私たちが内なる教師を取り替えるのが上手になってくるにつれ、恐れが私たちを急旋回させて、耳慣れた自我の声の方に戻っていかせる、ということがよく起こります。しかし、『奇跡講座』は、このような傾向は、自分で始めた旅を完了させることのできる私たちの究極の能力には、なんの影響ももたらさないと述べて、私たちを安心させています。

 

「光が近づいてくると、あなたは闇へと急ぐ。真理の前で縮み上がり、あるときは、些細な形の恐れの中へ、またあるときは、正真正銘の恐怖の中へと逃げ込む。それでもあなたは前進するだろう。なぜなら、あなたのゴールは、恐れから真理に向かって前進することだからである。」(T-18.III.2:1-2)

 

自我がどんな勝負を挑んでくるとしても、重要なことは、聖霊の手をとりつつ、自我を見るということを、ただ続けていくことです。もちろん、この世界のレベルにおいて、普通は、自我の狂った攻撃の想念を行動に移したりしない方が、あなた自身やあなたの周りの人たちにとって、助けになります。.けれども、そうした想念がそこに存在していないという振りはしない方がいいのです。
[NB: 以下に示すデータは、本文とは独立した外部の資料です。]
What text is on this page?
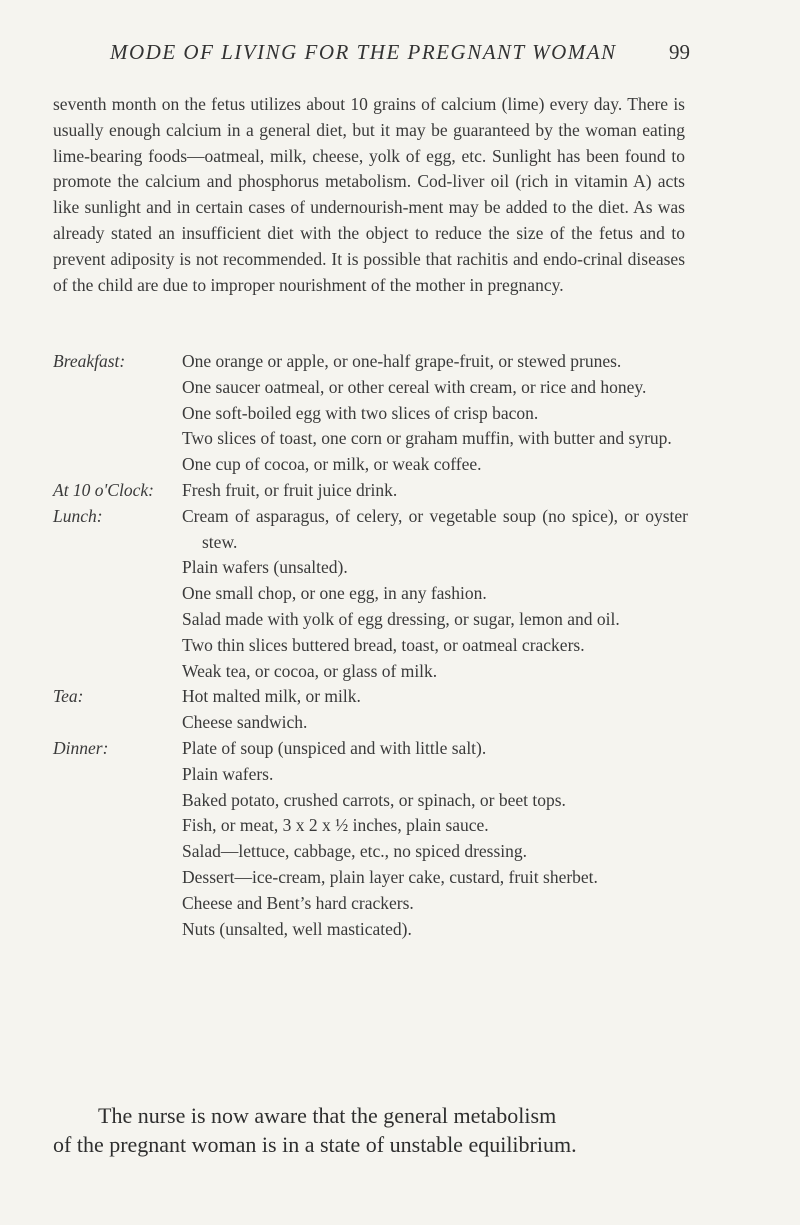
MODE OF LIVING FOR THE PREGNANT WOMAN 99

seventh month on the fetus utilizes about 10 grains of calcium (lime) every day. There is usually enough calcium in a general diet, but it may be guaranteed by the woman eating lime-bearing foods—oatmeal, milk, cheese, yolk of egg, etc. Sunlight has been found to promote the calcium and phosphorus metabolism. Cod-liver oil (rich in vitamin A) acts like sunlight and in certain cases of undernourish-ment may be added to the diet. As was already stated an insufficient diet with the object to reduce the size of the fetus and to prevent adiposity is not recommended. It is possible that rachitis and endo-crinal diseases of the child are due to improper nourishment of the mother in pregnancy.

Breakfast:	One orange or apple, or one-half grape-fruit, or stewed prunes.
One saucer oatmeal, or other cereal with cream, or rice and honey.
One soft-boiled egg with two slices of crisp bacon.
Two slices of toast, one corn or graham muffin, with butter and syrup.
One cup of cocoa, or milk, or weak coffee.
At 10 o'Clock:	Fresh fruit, or fruit juice drink.
Lunch:	Cream of asparagus, of celery, or vegetable soup (no spice), or oyster stew.
Plain wafers (unsalted).
One small chop, or one egg, in any fashion.
Salad made with yolk of egg dressing, or sugar, lemon and oil.
Two thin slices buttered bread, toast, or oatmeal crackers.
Weak tea, or cocoa, or glass of milk.
Tea:	Hot malted milk, or milk.
Cheese sandwich.
Dinner:	Plate of soup (unspiced and with little salt).
Plain wafers.
Baked potato, crushed carrots, or spinach, or beet tops.
Fish, or meat, 3 x 2 x ½ inches, plain sauce.
Salad—lettuce, cabbage, etc., no spiced dressing.
Dessert—ice-cream, plain layer cake, custard, fruit sherbet.
Cheese and Bent’s hard crackers.
Nuts (unsalted, well masticated).
The nurse is now aware that the general metabolism
of the pregnant woman is in a state of unstable equilibrium.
そのようなことをしても、それらをなくすことにはならず、ただ、もとの無意識の闇の中に送り返してしまうことになるだけです。

 

そして、根本的な心理学的原理の一つに、「抑圧されたものは投影される」というものがあります。ですから、自分の憎悪や凶暴性を真に減らしていくためには、私たちは自分がそうしたものであることを認める必要がありますし、自我の声を深刻に受け止めないようにすることを徐々に学んでいく必要があります。繰り返しになりますが、それは、内側における自我の険悪さがどれほど強烈になったり、恥辱的になったりしても、その自我を裁くことなく見つめる、ということを意味しています。

 

覚えておくべきは、自我 – あらゆる人の自我 – というのは、100パーセント憎悪からできています。社会的に好感を持たれる人柄というものが、他の自我よりも良かったり、好ましかったりする自我をもっているということはないのです。イエスは次のように述べています。

 

「あなたが感じる感情の度合いは問題ではない。かすかな煩わしさも、激しい怒りを覆い隠すべールにほかならないことを、あなたも次第にはっきりと自覚するようになるだろう。」(W-pI.21.2:4-5)

 

最初は、この記述は奇異で、かなりの不安をかきたてるものに思えます。けれども最終的には、それはとても安心させてくれるものなのです。イエスの視点からは、私たちはみな同じである、ということですから。

 

私たちの一人一人が、100パーセント憎しみに満ちた自我の声を聞くことにするか、100パーセント愛に満ちた聖霊の声を聞くことにするかを選ぶことができます。私たちの一人一人が、この人生において発揮している性格的特徴とは関わりなく、「ヒトラー」でもあり「イエス」でもあるのです。私たちの想念や行動が「ヒトラー的」になっているときには、私たちは単に、怖くなって、聖霊の手を離し、再び間違った声を聞くという誤りを犯しただけなのです。これは、懲罰ではなく訂正を必要としている「間違い」なのです。そして幸いなことに、私たちの自我の残酷で狂った喚き声は、実相にはなんの影響も与えません。